4 Ende als de Overste Herder verschenen sal zijn, soo sult ghy de onverwelckelicke kroone der heerlickheydt behalen.
5 Desgelijcks ghy jonge, zijt de oude onderdanigh: ende zijt alle malkanderen onderdanigh: zijt met de ootmoedigheyt bekleedt: want Godt wederstaet de hooveerdige, maer de nedrige geeft hy genade.
6 Vernedert u dan onder de krachtige handt Godts, op dat hy u verhooge tot sijner tijdt.
7 Werpt alle uwe becommernisse op hem, want hy sorght voor u.
8 Zijt nuchteren, [ende ] waeckt: want uwe tegenpartye de Duyvel gaet om als een brieschende leeuw, soeckende wien hy soude mogen verslinden.
9 Den welcken wederstaet, vast zijnde in het geloove: wetende dat het selve lijden aen uw’ broederschap dat in de werelt is, volbracht wort.
10 De Godt nu aller genade, die ons geroepen heeft tot sijne eeuwige heerlickheyt in Christo Iesu, na dat wy een weynich [tijdts ] sullen geleden hebben, deselve volmaecke, bevestige, verstercke, [ende ] fondere u lieden.
11 Hem zy de heerlickheyt, ende de cracht in alle eeuwicheyt. Amen.
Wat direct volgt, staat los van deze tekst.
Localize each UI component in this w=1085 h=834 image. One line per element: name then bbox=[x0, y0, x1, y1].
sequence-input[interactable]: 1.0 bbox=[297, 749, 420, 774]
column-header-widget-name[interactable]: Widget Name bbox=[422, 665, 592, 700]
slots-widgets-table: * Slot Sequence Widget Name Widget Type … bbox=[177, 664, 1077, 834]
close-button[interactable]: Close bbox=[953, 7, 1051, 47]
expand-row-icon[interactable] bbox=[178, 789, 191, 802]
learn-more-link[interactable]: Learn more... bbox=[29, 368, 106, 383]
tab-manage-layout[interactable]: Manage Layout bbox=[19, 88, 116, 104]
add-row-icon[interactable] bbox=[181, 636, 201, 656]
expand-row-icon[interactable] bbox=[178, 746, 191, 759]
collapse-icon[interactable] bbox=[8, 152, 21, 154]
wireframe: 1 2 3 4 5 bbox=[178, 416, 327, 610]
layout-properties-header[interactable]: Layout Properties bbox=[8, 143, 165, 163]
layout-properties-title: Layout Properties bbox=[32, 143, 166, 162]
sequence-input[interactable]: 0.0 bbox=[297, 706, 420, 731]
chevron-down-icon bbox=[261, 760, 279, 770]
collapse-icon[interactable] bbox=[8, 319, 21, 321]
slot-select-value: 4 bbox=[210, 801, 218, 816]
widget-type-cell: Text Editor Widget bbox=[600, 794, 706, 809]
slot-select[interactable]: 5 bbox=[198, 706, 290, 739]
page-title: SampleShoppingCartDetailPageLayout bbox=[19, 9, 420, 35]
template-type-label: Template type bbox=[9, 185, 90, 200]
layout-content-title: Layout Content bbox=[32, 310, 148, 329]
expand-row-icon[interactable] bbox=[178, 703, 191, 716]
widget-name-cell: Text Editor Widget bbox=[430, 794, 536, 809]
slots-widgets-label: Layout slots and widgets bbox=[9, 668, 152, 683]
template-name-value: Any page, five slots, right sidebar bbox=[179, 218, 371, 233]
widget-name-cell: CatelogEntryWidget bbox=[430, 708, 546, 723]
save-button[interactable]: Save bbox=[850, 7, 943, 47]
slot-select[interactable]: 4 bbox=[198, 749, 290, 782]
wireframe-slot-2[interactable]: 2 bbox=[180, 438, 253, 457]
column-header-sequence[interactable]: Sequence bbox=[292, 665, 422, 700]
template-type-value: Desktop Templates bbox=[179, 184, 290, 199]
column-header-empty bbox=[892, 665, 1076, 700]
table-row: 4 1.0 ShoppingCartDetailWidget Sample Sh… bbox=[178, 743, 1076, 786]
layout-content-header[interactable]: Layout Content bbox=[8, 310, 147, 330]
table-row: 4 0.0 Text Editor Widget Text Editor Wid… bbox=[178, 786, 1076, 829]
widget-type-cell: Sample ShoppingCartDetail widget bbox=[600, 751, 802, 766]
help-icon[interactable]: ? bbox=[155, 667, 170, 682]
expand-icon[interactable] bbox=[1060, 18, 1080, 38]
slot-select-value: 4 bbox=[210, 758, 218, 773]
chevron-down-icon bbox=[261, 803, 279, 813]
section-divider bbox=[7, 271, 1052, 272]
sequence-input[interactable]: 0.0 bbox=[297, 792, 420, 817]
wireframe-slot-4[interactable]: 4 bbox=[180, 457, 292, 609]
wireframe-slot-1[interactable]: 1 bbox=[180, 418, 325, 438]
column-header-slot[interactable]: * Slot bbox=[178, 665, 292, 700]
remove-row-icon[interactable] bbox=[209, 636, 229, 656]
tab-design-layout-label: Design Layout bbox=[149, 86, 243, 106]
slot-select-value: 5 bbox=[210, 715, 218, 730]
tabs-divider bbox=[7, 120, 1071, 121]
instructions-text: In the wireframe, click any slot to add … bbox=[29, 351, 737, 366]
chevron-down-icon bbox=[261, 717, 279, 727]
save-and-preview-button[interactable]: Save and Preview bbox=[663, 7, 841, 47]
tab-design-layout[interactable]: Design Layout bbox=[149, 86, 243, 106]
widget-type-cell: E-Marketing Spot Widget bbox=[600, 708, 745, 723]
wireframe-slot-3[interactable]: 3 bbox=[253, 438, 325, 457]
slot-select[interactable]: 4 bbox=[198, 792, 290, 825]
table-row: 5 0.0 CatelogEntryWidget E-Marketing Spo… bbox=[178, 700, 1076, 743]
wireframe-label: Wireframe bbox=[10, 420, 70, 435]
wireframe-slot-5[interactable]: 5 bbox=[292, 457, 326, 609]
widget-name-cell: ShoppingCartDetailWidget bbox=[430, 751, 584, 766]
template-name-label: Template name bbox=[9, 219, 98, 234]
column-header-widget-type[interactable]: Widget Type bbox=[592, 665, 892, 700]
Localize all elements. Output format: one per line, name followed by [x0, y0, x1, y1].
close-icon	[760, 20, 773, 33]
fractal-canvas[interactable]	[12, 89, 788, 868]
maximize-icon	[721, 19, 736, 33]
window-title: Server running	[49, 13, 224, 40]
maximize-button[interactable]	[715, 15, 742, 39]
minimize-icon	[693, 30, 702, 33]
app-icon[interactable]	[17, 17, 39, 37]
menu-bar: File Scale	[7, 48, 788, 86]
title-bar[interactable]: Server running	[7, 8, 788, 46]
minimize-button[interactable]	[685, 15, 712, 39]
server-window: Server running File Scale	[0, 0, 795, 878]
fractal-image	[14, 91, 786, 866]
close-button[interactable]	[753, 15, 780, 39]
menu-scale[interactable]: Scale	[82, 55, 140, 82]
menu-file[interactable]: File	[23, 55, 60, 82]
12 Door Silvanum, die u een getrouw broeder is, so ick achte, hebbe ick met weynige [woorden ] geschreven, vermanende ende betuygende dat dese is de waerachtige genade Godts in welcke ghy staet.
13 U groet de mede-uytvercorene [Gemeynte ] die in Babylon is, ende Marcus mijn sone.
14 Groetet malkanderen met eenen cus der liefde. Vrede zy u allen die in Christo Iesu zijt. Amen.